Over 22 million people need treatment for illicit drug/alcohol abuse in the U.S. (SAMHSA survey), costing
the government $468 billion per year in related expenses. After alcohol and smoking, opiates are the
leading cause for those admitted to substance abuse treatment programs. Currently, there is an opiate
crisis throughout the US. Opiate abuse resulted in an exponential increase in synthetic opiate-caused
deaths from ~3,000 in 2012 to almost 30,000 in 2017 (NIDA website: Aug. 2018). However, individuals
attempting to overcome opiate as well as other addictions often relapse. Therefore, a better understanding
of the reward circuit, in addition to a complete understanding of opiate targets in the reward circuit is
essential. Here we propose to investigate a novel form of synaptic plasticity of inhibitory inputs onto
inhibitory GABA cells in the ventral tegmental area (VTA), the brain's reward center. Within the VTA,
dopamine-containing cells are involved in motivation and reward.
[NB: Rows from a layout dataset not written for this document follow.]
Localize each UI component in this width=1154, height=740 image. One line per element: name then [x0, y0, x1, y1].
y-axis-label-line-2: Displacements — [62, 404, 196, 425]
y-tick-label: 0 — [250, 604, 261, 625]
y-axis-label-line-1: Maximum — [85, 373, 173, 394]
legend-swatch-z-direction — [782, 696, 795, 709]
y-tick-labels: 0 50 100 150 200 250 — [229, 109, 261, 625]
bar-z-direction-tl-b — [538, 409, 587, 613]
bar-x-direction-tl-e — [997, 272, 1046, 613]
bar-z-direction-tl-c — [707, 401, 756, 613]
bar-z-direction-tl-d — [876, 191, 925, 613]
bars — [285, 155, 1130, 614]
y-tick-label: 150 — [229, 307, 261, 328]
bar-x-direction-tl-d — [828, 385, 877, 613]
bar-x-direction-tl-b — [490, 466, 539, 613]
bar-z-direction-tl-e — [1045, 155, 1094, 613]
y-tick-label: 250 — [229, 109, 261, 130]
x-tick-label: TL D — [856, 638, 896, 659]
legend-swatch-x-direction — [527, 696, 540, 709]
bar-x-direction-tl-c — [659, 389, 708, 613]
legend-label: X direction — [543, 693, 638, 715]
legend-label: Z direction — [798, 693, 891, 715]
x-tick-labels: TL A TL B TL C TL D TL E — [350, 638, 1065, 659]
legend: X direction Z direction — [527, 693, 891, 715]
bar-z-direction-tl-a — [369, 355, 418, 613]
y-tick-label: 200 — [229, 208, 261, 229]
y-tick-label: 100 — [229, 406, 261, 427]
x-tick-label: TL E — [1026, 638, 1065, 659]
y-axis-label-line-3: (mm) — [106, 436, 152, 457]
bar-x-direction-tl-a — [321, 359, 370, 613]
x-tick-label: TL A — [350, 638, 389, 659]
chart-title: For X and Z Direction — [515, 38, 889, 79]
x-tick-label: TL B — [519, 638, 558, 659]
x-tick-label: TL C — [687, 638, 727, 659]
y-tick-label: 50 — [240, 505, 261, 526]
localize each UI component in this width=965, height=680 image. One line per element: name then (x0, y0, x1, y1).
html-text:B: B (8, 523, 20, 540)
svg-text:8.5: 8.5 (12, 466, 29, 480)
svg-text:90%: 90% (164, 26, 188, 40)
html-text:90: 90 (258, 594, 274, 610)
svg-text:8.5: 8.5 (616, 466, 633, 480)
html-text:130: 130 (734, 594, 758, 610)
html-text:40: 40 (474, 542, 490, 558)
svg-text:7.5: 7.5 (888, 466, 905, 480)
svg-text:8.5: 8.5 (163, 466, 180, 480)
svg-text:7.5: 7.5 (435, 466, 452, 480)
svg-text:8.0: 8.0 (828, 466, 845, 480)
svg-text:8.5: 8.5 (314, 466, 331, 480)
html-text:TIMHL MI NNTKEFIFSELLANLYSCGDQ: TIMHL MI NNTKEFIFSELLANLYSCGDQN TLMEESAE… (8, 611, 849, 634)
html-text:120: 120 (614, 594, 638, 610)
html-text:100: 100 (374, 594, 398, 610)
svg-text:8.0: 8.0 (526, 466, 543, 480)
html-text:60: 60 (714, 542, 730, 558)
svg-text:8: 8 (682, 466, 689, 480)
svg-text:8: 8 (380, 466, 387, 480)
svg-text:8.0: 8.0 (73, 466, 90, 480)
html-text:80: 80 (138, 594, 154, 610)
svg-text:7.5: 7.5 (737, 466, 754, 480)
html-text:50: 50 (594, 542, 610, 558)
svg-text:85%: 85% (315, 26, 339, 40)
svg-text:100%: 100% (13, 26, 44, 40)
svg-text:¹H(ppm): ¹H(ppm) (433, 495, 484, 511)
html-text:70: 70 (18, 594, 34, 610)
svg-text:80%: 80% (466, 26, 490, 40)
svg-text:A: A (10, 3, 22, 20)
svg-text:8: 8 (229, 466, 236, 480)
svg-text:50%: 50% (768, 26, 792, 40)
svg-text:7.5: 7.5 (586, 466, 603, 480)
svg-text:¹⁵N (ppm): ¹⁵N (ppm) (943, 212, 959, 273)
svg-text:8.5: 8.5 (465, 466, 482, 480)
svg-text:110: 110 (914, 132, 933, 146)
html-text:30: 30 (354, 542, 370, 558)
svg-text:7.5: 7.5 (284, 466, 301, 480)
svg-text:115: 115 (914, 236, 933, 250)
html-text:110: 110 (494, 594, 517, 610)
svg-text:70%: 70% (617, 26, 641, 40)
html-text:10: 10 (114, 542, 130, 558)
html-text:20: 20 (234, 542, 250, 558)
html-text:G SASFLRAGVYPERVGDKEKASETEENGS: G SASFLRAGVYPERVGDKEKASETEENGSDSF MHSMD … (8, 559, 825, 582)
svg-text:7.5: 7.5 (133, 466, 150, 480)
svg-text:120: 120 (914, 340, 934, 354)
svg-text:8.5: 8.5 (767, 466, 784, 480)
Reward is an essential component of
survival, mediated by increased dopamine release from the VTA. Drugs of abuse dramatically enhance
dopamine levels beyond normal rewarding behaviors, and cause synaptic modifications on VTA cells,
leading to the diseased state of addiction. While known that illicit drugs cause modifications dopamine cell
synapses, neither normal synaptic plasticity of GABA neurons nor how opiates alter GABA neuron activity
is completely known. This, despite the fact that GABA neurons are involved in vivo in both the perception
and associative learning of reward. Therefore, this role in reward makes VTA GABA cells nearly as important
as DA cells to understand. As opiates mediate non-pain related actions in the VTA, our findings will paint a
clearer picture of neurocircuit adaptations caused by opiates and provide a base for examining the effect
of other drugs of abuse on GABA plasticity. The long-term goal is to understand normal physiology and
opiate modification of inputs to VTA GABA cells. We hope by examining more fully opiate-induced
neuroadaptations in the VTA, it will provide better, more comprehensive solutions to reverse addiction. We
hypothesize that inhibitory inputs to VTA GABA cells undergo novel forms of synaptic plasticity and that
opiates will alter these synaptic inputs and thus GABA cell activity. We will examine this hypothesis using single
cell electrophysiology, optogenetics, and molecular biology. We anticipate VTA GABA cells will exhibit two
forms of plasticity and opiates will alter their activity. We will employ optogenetics to activate specific circuits
independently thus determining which circuit correlates to each plasticity type and the location of opiate
receptors. As currently there are no good treatments to address opiate or other addictions, the identification
of a novel target for drugs of abuse could lead to potential new avenues of treatment.